Perturbative analysis of the Wess-Zumino flow

TL;DR

This paper demonstrates that in the Wess-Zumino model, the supersymmetric gradient flow leads to ultraviolet finite correlators of flowed fields at all perturbation orders, offering insights distinct from gauge theories.

Contribution

It provides a perturbative analysis showing the ultraviolet finiteness of flowed field correlators in the Wess-Zumino model, leveraging nonrenormalization and initial conditions.

Findings

Correlators of flowed fields are ultraviolet finite at all orders.

The finiteness mechanism differs from gauge theories due to lack of gauge symmetry.

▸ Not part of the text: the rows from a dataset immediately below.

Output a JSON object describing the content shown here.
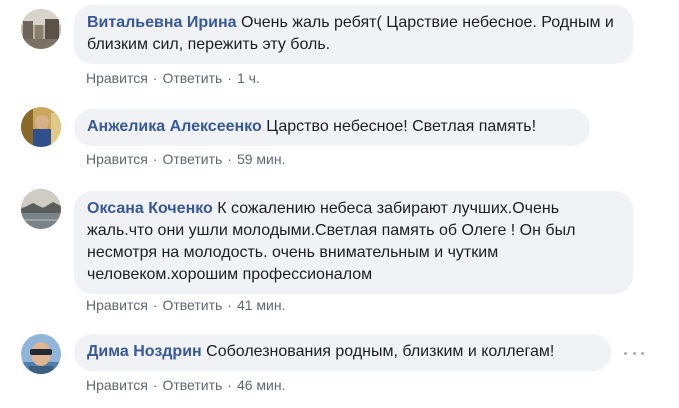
{
  "comments": [
    {
      "author": "Витальевна Ирина",
      "text": "Очень жаль ребят( Царствие небесное. Родным и близким сил, пережить эту боль.",
      "like": "Нравится",
      "reply": "Ответить",
      "time": "1 ч."
    },
    {
      "author": "Анжелика Алексеенко",
      "text": "Царство небесное! Светлая память!",
      "like": "Нравится",
      "reply": "Ответить",
      "time": "59 мин."
    },
    {
      "author": "Оксана Коченко",
      "text": "К сожалению небеса забирают лучших.Очень жаль.что они ушли молодыми.Светлая память об Олеге ! Он был несмотря на молодость. очень внимательным и чутким человеком.хорошим профессионалом",
      "like": "Нравится",
      "reply": "Ответить",
      "time": "41 мин."
    },
    {
      "author": "Дима Ноздрин",
      "text": "Соболезнования родным, близким и коллегам!",
      "like": "Нравится",
      "reply": "Ответить",
      "time": "46 мин."
    }
  ],
  "separator": "·",
  "colors": {
    "author": "#385898",
    "bubble": "#f0f2f5",
    "meta": "#606770",
    "text": "#1c1e21"
  }
}
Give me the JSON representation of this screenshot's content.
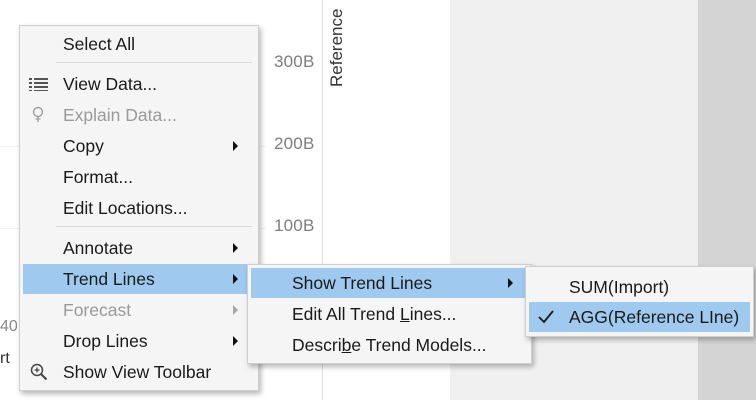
{
  "axis": {
    "title": "Reference",
    "ticks": [
      "300B",
      "200B",
      "100B"
    ]
  },
  "background_clipped_text": {
    "left_number": "40",
    "left_text": "rt"
  },
  "context_menu": {
    "items": [
      {
        "label": "Select All",
        "icon": null,
        "enabled": true,
        "submenu": false
      },
      {
        "label": "View Data...",
        "icon": "table-icon",
        "enabled": true,
        "submenu": false
      },
      {
        "label": "Explain Data...",
        "icon": "lightbulb-icon",
        "enabled": false,
        "submenu": false
      },
      {
        "label": "Copy",
        "icon": null,
        "enabled": true,
        "submenu": true
      },
      {
        "label": "Format...",
        "icon": null,
        "enabled": true,
        "submenu": false
      },
      {
        "label": "Edit Locations...",
        "icon": null,
        "enabled": true,
        "submenu": false
      },
      {
        "label": "Annotate",
        "icon": null,
        "enabled": true,
        "submenu": true
      },
      {
        "label": "Trend Lines",
        "icon": null,
        "enabled": true,
        "submenu": true,
        "highlighted": true
      },
      {
        "label": "Forecast",
        "icon": null,
        "enabled": false,
        "submenu": true
      },
      {
        "label": "Drop Lines",
        "icon": null,
        "enabled": true,
        "submenu": true
      },
      {
        "label": "Show View Toolbar",
        "icon": "zoom-in-icon",
        "enabled": true,
        "submenu": false
      }
    ]
  },
  "trend_lines_submenu": {
    "show_trend_lines": "Show Trend Lines",
    "edit_all_pre": "Edit All Trend ",
    "edit_all_underlined": "L",
    "edit_all_post": "ines...",
    "describe_pre": "Descri",
    "describe_underlined": "b",
    "describe_post": "e Trend Models..."
  },
  "show_trend_lines_submenu": {
    "items": [
      {
        "label": "SUM(Import)",
        "checked": false
      },
      {
        "label": "AGG(Reference LIne)",
        "checked": true
      }
    ]
  },
  "colors": {
    "highlight": "#9fc9ef",
    "menu_bg": "#f5f5f5",
    "checkmark": "#1a1a1a"
  }
}
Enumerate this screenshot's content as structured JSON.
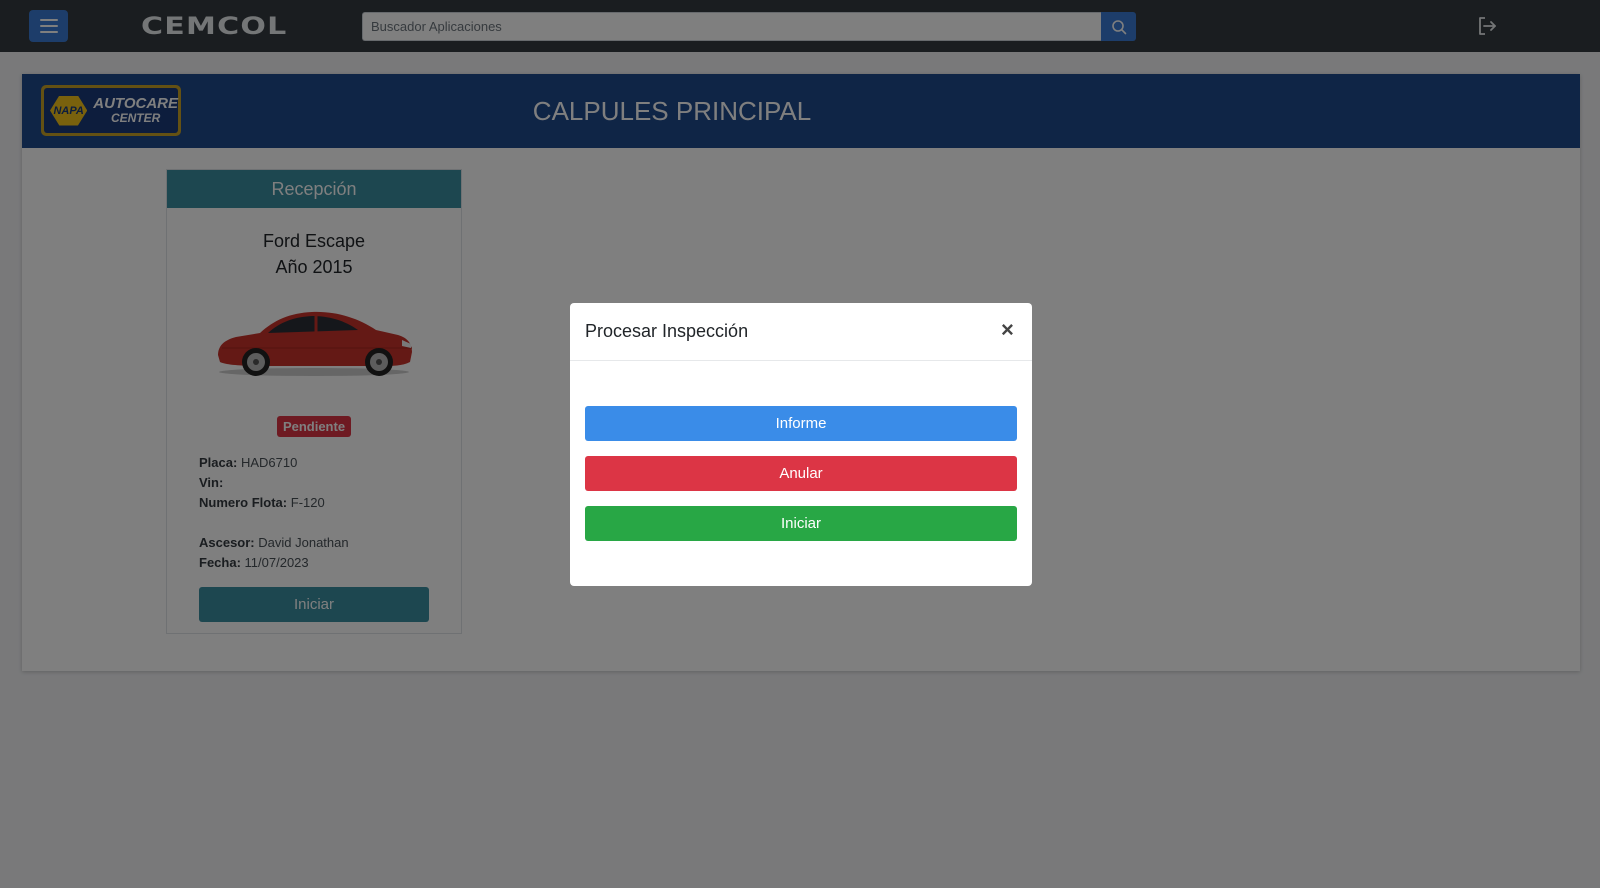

The approach enhances understanding of the gradient flow in supersymmetric models.

Abstract

We investigate an interacting supersymmetric gradient flow in the Wess-Zumino model. Thanks to the nonrenormalization theorem and an appropriate initial condition, we find that any correlator of flowed fields is ultraviolet finite. This is shown at all orders of the perturbation theory using the power counting theorem for one-particle irreducible supergraphs. Since the model does not have the gauge symmetry, the mechanism of realizing the ultraviolet finiteness is quite different from that of the Yang-Mills flow, and this could provide further understanding of the gradient flow approach.